A population pharmacokinetic model was developed using plasma samples from these patients. Various simulations were conducted to explore the pharmacokinetics of rivaroxaban in patients with DVT and to predict exposure in those with AF. Correlations between plasma rivaroxaban concentrations and the prothrombin time, Factor Xa activity, HepTest® and activated partial thromboplastin time were also described.

RESULTS:

The pharmacokinetics of rivaroxaban in patients with DVT were found to be consistent and predictable across all doses studied. The area under the plasma concentration-time curve (AUC) increased dose dependently. The same total daily doses given once daily achieved higher maximum plasma concentration (C(max)) values (∼20%) and lower trough (minimum) plasma concentration (C(trough)) values (∼60%) than when given twice daily; however, the 5th-95th percentile ranges for these parameters overlapped.
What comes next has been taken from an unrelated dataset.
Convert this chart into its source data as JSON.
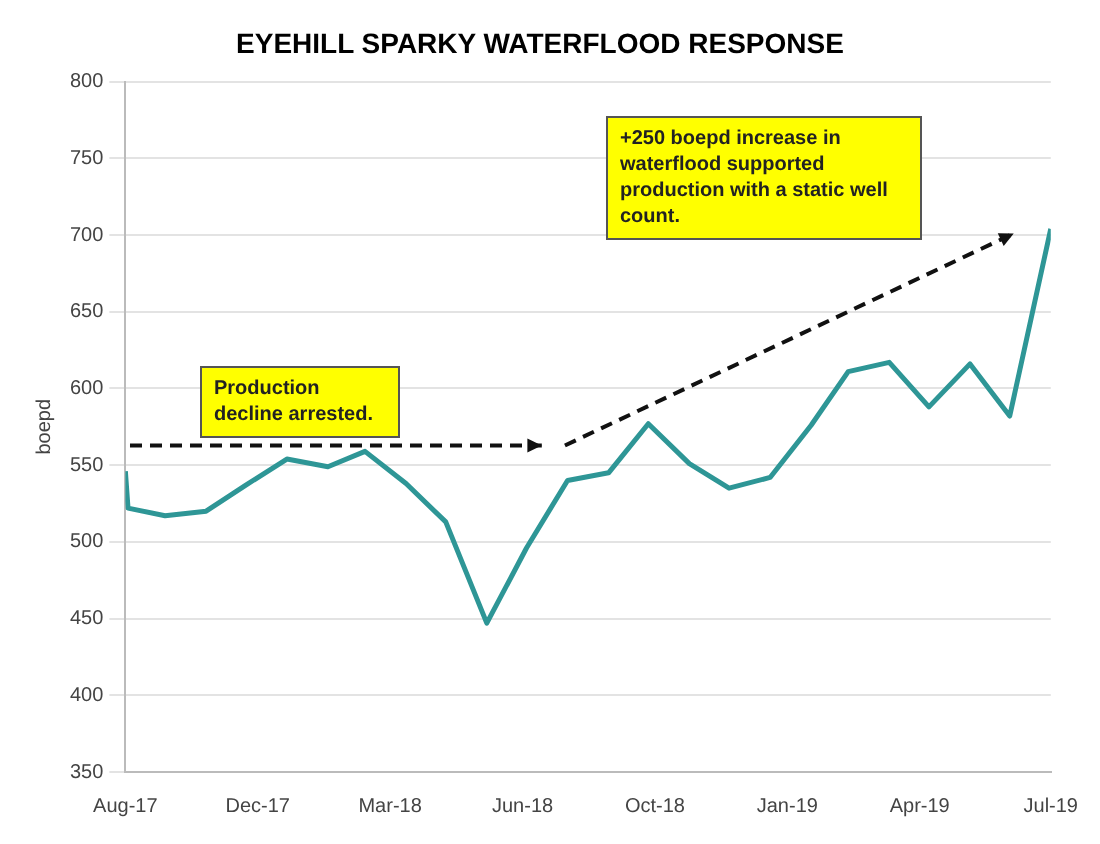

Rivaroxaban clearance was moderately influenced by age and renal function, and the volume of distribution was influenced by age, body weight and sex; the effects were within the observed interindividual variability. Simulations in virtual patient populations with AF showed that a rivaroxaban dose of 15 mg once daily in patients with creatinine clearance of 30-49 mL/min would achieve AUC and C(max) values similar to those observed with 20 mg once daily in patients with normal renal function. The prothrombin time correlated almost linearly with plasma rivaroxaban concentrations (≤500 μg/L).

CONCLUSION:

Population analyses of phase II clinical data indicated that the pharmacokinetics and pharmacodynamics of all rivaroxaban doses were predictable and were affected by expected demographic factors in patients with acute DVT.